The U.S. Department of Agriculture’s Rural Utilities Service said it will issue by mid-year a notice of funding opportunity for $9.7 billion in financial support for rural electric cooperatives. The program, funded by the Inflation Reduction Act, will make loans and grants to help rural electric co-ops purchase renewable energy, renewable energy systems, and other types of clean energy systems.
USDA said it hopes to begin obligating funds by September, in a presentation to the National Rural Electric Cooperative Association. “We need potential applicants to start thinking about potential applications now,” the department said in its slide deck. “We are available to answer your questions now and when we publish our notices.”
The Inflation Reduction Act provides for “direct pay” of tax incentives for renewables and storage investments, enabling tax-exempt rural electric co-ops to now access the incentives, said the USDA slide deck. “Direct pay could cover 30-50% of project costs. We expect this to be stackable” with support under the $9.7 billion program.
The USDA program could help finance at least 20 GW of solar, wind and storage, said Uday Varadarajan, a senior principal at the nonprofit RMI, in a webinar hosted by the nonprofit Sierra Club. He said that $9.7 billion in grants would allow rural generation and transmission (G&T) co-operatives to raise an additional $39 billion in debt to invest in renewables and storage “without rate increases or credit downgrades.”
“Even more” clean energy capacity could be leveraged, he said, by also using the direct pay tax incentives and “creative financing structures.” With direct pay tax credits, he said an RMI study showed it is now “practical” for 13 G&T cooperatives to “transition and replace” 70% of current annual emissions from fossil generating units.
Noting that customers of the nation’s rural electric distribution co-operatives are also co-op members, Jeremy Fisher, a senior advisor in the Sierra Club’s Environmental Law Program, said on the group’s webinar that co-op members “have the opportunity to help make decisions” for their electricity generation and transmission system. The Sierra Club describes itself as the nation’s largest grassroots environmental organization.
Rural electric distribution co-ops are in turn members of the nation’s 63 G&T cooperatives, which Fisher said provide the vast majority of generation for rural electric distribution co-ops. Distribution co-ops can also add smaller-scale renewable generation and storage to their distribution systems.
Fisher announced a new Sierra Club online tool, the Rural Electric Cooperative Explorer, which he said enables a distribution co-op member to see “what the power supply of your generation and transmission company looks like,” as well as possible clean energy replacement opportunities.
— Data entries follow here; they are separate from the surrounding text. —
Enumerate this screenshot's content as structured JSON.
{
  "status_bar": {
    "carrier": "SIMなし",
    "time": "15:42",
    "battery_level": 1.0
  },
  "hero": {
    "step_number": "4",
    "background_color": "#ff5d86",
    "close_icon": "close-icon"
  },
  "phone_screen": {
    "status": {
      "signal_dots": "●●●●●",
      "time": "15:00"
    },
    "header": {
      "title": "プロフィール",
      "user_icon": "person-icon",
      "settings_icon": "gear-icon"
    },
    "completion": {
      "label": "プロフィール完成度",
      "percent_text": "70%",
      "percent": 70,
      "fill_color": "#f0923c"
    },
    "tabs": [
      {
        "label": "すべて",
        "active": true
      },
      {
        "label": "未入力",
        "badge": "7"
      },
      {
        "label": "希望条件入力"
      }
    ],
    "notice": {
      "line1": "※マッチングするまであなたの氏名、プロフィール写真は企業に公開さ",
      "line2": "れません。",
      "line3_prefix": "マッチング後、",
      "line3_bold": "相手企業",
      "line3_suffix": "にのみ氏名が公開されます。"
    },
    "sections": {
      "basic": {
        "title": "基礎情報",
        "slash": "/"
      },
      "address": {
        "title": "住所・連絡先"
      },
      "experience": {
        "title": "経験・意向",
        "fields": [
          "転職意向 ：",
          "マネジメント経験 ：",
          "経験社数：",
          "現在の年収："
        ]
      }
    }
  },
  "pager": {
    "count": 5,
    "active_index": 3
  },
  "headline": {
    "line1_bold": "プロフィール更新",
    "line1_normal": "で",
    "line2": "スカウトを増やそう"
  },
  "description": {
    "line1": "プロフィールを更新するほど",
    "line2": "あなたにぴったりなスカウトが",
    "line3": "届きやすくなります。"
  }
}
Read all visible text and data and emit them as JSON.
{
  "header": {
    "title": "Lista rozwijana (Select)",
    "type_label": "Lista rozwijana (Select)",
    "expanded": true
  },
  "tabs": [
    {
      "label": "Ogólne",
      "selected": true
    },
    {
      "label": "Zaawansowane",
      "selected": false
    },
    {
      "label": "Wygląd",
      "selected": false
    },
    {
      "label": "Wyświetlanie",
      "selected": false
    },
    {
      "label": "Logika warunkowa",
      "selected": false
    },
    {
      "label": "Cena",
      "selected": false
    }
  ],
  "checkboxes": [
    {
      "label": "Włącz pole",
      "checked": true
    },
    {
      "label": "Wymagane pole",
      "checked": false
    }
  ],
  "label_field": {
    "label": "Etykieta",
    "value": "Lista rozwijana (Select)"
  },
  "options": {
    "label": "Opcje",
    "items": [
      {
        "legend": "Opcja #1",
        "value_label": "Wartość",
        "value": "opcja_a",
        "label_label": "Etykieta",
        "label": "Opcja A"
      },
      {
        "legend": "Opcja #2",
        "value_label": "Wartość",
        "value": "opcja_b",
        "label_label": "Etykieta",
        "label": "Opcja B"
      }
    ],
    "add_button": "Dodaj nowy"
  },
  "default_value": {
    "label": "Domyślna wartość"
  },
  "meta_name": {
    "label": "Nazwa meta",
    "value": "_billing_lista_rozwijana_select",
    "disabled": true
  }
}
The USDA in its presentation highlighted the department’s web page on Inflation Reduction Act funding for rural development, and a web page to sign up for updates on funding opportunities. The USDA calls the $9.7 billion program the New ERA program, which stands for Empowering Rural America. The department has discussed the program with eligible participants through a tribal consultation and 13 roundtables in recent months, which drew over 1300 attendees.
Rural electric cooperatives serve 42 million people, and operate in 92% of persistent poverty counties, says the National Rural Electric Cooperative Association on its website.